Mulher migrante "numa cidade toda feita contra ela"
A frase do título é extraída do último livro de Clarice Lispector, A hora da estrela, publicado no ano de 1977. A obra põe em relevo a trajetória anônima de uma migrante alagoana na cidade do Rio de Janeiro. O relato fictício prossegue em duas vias, paralelas e convergentes: a do narrador, que se apresenta como Rodrigo S. M., um escritor com sucesso duvidoso, ao que tudo indica; e a personagem Macabéa, que trabalha como datilógrafa.
Chama a atenção, em primeiro lugar, a dificuldade de Rodrigo em caracterizar sua personagem. Em lugar disso, passa algumas páginas a falar de si mesmo, de como, por acaso, “tropeça” com essa migrante pelas ruas da cidade e da própria indecisão em apresentar ao leitor uma pessoa tão invisível e insignificante. Por que, em meio à multidão, à indiferença e ao anonimato da cidade, fazer emergir um rosto que, de um ponto de vista estético, nada tem a oferecer?

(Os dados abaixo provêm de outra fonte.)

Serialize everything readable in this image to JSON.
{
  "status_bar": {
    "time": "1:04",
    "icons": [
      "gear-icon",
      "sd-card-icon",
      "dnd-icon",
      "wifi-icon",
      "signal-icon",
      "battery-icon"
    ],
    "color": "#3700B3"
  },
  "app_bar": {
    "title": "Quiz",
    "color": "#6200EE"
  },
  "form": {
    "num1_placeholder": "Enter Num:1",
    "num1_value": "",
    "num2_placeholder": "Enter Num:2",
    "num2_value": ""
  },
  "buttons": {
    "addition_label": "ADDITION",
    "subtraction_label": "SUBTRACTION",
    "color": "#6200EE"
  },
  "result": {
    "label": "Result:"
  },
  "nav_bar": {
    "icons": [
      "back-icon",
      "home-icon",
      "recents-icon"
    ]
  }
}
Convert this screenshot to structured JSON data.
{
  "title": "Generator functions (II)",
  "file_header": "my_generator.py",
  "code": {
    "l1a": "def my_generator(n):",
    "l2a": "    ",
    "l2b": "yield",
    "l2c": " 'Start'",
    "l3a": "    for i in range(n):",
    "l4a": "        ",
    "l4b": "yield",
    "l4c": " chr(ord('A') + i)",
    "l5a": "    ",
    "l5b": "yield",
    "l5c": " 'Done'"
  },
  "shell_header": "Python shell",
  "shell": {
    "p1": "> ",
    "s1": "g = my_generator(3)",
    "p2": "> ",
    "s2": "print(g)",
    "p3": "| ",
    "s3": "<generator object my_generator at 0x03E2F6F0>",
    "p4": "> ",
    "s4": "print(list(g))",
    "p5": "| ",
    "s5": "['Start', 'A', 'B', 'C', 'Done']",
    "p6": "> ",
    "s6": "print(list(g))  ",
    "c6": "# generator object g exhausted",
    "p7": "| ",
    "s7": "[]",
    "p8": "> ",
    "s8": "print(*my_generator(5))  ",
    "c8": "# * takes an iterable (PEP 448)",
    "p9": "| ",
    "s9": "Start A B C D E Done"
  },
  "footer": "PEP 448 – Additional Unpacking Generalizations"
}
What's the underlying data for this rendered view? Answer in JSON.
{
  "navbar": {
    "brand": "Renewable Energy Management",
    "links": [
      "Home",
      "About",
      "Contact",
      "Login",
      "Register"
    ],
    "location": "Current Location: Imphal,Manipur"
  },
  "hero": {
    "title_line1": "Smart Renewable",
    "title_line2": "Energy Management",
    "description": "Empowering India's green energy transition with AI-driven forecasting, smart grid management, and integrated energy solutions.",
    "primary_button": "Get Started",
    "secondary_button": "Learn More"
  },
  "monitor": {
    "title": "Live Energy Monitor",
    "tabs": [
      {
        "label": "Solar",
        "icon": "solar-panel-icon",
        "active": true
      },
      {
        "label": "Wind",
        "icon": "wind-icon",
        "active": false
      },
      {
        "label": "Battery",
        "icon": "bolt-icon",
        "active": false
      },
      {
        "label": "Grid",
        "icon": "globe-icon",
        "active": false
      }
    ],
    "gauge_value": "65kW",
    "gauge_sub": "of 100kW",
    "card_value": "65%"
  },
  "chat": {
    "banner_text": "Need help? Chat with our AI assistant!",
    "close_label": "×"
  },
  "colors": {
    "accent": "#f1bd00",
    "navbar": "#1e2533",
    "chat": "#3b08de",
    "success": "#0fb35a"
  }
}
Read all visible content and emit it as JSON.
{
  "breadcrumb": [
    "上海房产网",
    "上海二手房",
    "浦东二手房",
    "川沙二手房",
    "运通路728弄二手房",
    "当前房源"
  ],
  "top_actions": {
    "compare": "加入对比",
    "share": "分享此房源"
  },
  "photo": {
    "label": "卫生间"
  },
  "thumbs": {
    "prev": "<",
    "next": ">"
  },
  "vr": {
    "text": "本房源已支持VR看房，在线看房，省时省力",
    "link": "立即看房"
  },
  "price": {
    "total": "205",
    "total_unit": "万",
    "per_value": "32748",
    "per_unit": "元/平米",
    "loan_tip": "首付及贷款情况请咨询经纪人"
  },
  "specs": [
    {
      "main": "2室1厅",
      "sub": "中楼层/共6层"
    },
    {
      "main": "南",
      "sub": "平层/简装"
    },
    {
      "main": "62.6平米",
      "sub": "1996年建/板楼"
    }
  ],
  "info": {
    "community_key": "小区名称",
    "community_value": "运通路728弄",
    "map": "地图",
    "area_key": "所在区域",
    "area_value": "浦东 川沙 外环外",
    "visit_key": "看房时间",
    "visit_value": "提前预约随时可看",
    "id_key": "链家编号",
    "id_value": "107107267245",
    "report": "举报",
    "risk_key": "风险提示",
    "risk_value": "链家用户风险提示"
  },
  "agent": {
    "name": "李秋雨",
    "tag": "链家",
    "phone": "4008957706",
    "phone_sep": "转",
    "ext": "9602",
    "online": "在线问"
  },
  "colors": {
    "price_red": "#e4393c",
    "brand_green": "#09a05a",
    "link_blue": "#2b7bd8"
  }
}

Por que gastar palavras e tempo com essa nordestina para quem “ninguém olha”.
No decorrer da trama – de resto, sem qualquer sobressalto ou acrobacia espetacular – tem-se a impressão que em lugar de traçar os contornos e atributos de Macabéa, Rodrigo empenha-se em desconstruir sua personagem. A cada passo, desinteressa-se por ela, ou então toma a si a tarefa como uma obrigação da qual quer livrar-se e não consegue. A imagem daquela migrante, ao mesmo tempo que o atrai, o enoja e o enche de tédio. Com esse vaivém meio a contragosto do narrador, Clarice parece mostrar quanto a presença ou a ausência de Macabéa, absolutamente, não têm qualquer importância. Com ela ou sem ela, a metrópole e o mundo vão adiante. Peça irrelevante e substituível numa engrenagem que a devora.
A própria identidade da personagem aparece de forma fragmentada. Avança e recua na mente e na escrita de Rodrigo. Cedo a moça tornara-se órfã, tendo sido adotada por uma tia que não lhe dispensava qualquer tipo de afeto. Suas penas e carências estão envoltas no nevoeiro de uma memória feita de retalhos. O leitor só descobrirá o nome dela na metade do livro, coisa que pode simbolizar a ocultação do migrante na cidade grande. Macabéa é pobre, feia e infeliz, sem ter grande consciência de tudo isso. Alguma coisa ou alguém que as famílias e a sociedade, com certa vergonha, tentam jogar para debaixo do tapete.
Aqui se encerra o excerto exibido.